WELCOME TO MY BLOG

Don't be fooled by the grim-faced picture. It was the only unblinking one. For me, words are worth a thousand pictures. I'm looking forward to saying hi to all of you.

Monday, August 29, 2011

HURRICANE IRENE LAYS GREAT TREES TO REST



Take a look at how the tree lifted the sidewalk, making it like a headstone. The upside is that later I saw kids skate boarding off of it. Joy can spring from mourning.

Sunday, August 21, 2011

Freud given icy reception at 1896 Convention for Suggesting that Hysteria was Caused by Childhood Sexual Abuse



Seeing Woody Allen's Midnight in Paris reawakened my interest in Anais Nin. Noel Riley Fitch's The Erotic Life of Anais Nin (Little Brown & Co., 1993) not only took me into her life: her tumble of affairs, notably with Arthur Miller, but also led me to awarenesses about Freud that were like kapows! Like this one on p. 151.

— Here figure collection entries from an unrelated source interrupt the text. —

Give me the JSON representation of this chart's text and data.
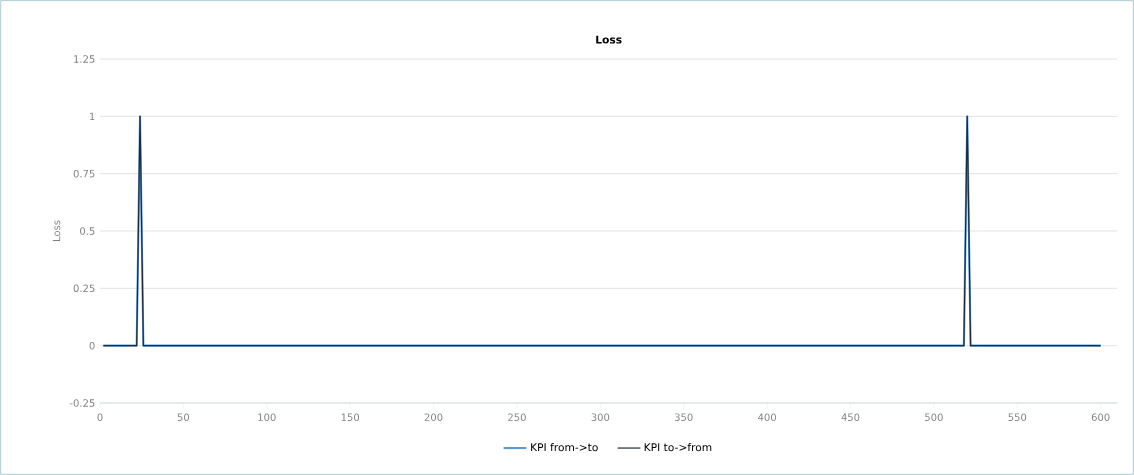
{
  "chart_data": {
    "type": "line",
    "title": "Loss",
    "ylabel": "Loss",
    "x": [
      2,
      22,
      24,
      26,
      518,
      520,
      522,
      600
    ],
    "series": [
      {
        "name": "KPI from->to",
        "color": "#5b9bd5",
        "values": [
          0,
          0,
          1,
          0,
          0,
          1,
          0,
          0
        ]
      },
      {
        "name": "KPI to->from",
        "color": "#1c2b3a",
        "values": [
          0,
          0,
          1,
          0,
          0,
          1,
          0,
          0
        ]
      }
    ],
    "xlim": [
      0,
      610
    ],
    "ylim": [
      -0.25,
      1.25
    ],
    "xticks": [
      0,
      50,
      100,
      150,
      200,
      250,
      300,
      350,
      400,
      450,
      500,
      550,
      600
    ],
    "yticks": [
      -0.25,
      0,
      0.25,
      0.5,
      0.75,
      1,
      1.25
    ],
    "grid": "y",
    "legend": "bottom",
    "marker": "none",
    "line_style": "solid"
  }
}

In 1896, Freud was booed at a Psychiatric and Analytical conference when he presented a paper about hysteria being caused by childhood sexual abuse based on the testimony of his patients and his own experience. He knew because he admitted "my father was one of the perverts." Unfortunately, he called it "the seduction theory" which implies that the children are somehow at fault. At that time, incest was considered extremely rare. Frued said his reception "was icy by those asses." That paper caused Freud so much aggravation that he was forced to retract it in 1905, shifting the emphasis to the unconscious. In 1906, he developed the theory of the Oedipal Complex in which hysterical children fantacized about seducing one parent and eliminating the other. Neuroses was supposed to arise from the guilt of that fantasy. Oh, what a hindrance to truth!

Sunday, August 14, 2011

Brava for Lesley Kagen's newest novel, Good Graces ,




Good Graces
By Leslie Kagen
(Dutton, 2011)




Leslie Kagen’s latest novel, Good Graces, the sequel to her best-selling Whistling in the Dark, is a juicy, hilarious, salty, sexy grown-up version of Nancy Drew. You’ll be drawn in immediately by the O’Malley sisters, Sally and Troo and the whole Milwaukee neighborhood where, beneath the humor and the small town life, you learn, right in the preface, that amidst county fairs and church suppers and childhood play, there will be murder-most-foul. And Kagen writes such a nifty plot that you won’t even be sure who will be murdered until the end when you’ll wish that there were hundreds of pages more.
“The devil is in the details,” Donny O’Malley, Sally and Troo’s father had told them before he died in a car crash. And devilish details you will get. You’ll find out just what the town is gossiping about. Sally, the narrator, is so un-PC that you may hawk a loogie when you hear her goings on about Polacks and Goombas and Homo Henry.
The details also bring us into a time capsule of the fifties where one character throws Dina Shore kisses and the kids eat button candy off of paper strips and chew on jujubes and Snirkle Bars and play Mumbly Peg and watch Senor Wences on the Ed Sullivan show. You’ll be reminded of blouses with Peter Pan-collars and muuu-muus and Evening in Paris cologne.
Kagen has assembled a huge cast of characters, including the town which smelled of cookies from the local factory. But Kagen miraculously pulls all of them together with their individual stories into a big sprawling howl of a book that will make you go back to read Whistling in the Dark and search the bestseller list for her next novel, which probably is already in the works. Since Kagen is an actress, a voice-over talent, a restauranteur, and a mother of two who published her first novel at age 57, you’ll be sure she won’t waste any time.









Sunday, August 7, 2011

An Iconic Affirmation for these Iffy Financial Times



Tom Otterness' cartoon figures are appearing all over parks, subway stations. I ran across this one at The Nassau County Art Museum. Ah, to be tango-ing over a bag of money. Yes!!!

Tuesday, August 2, 2011

Bernie and the Brooklyn Bridge



Is it any wonder that Whitman, Harte Crane, and Kerouac wrote about the Brooklyn Bridge?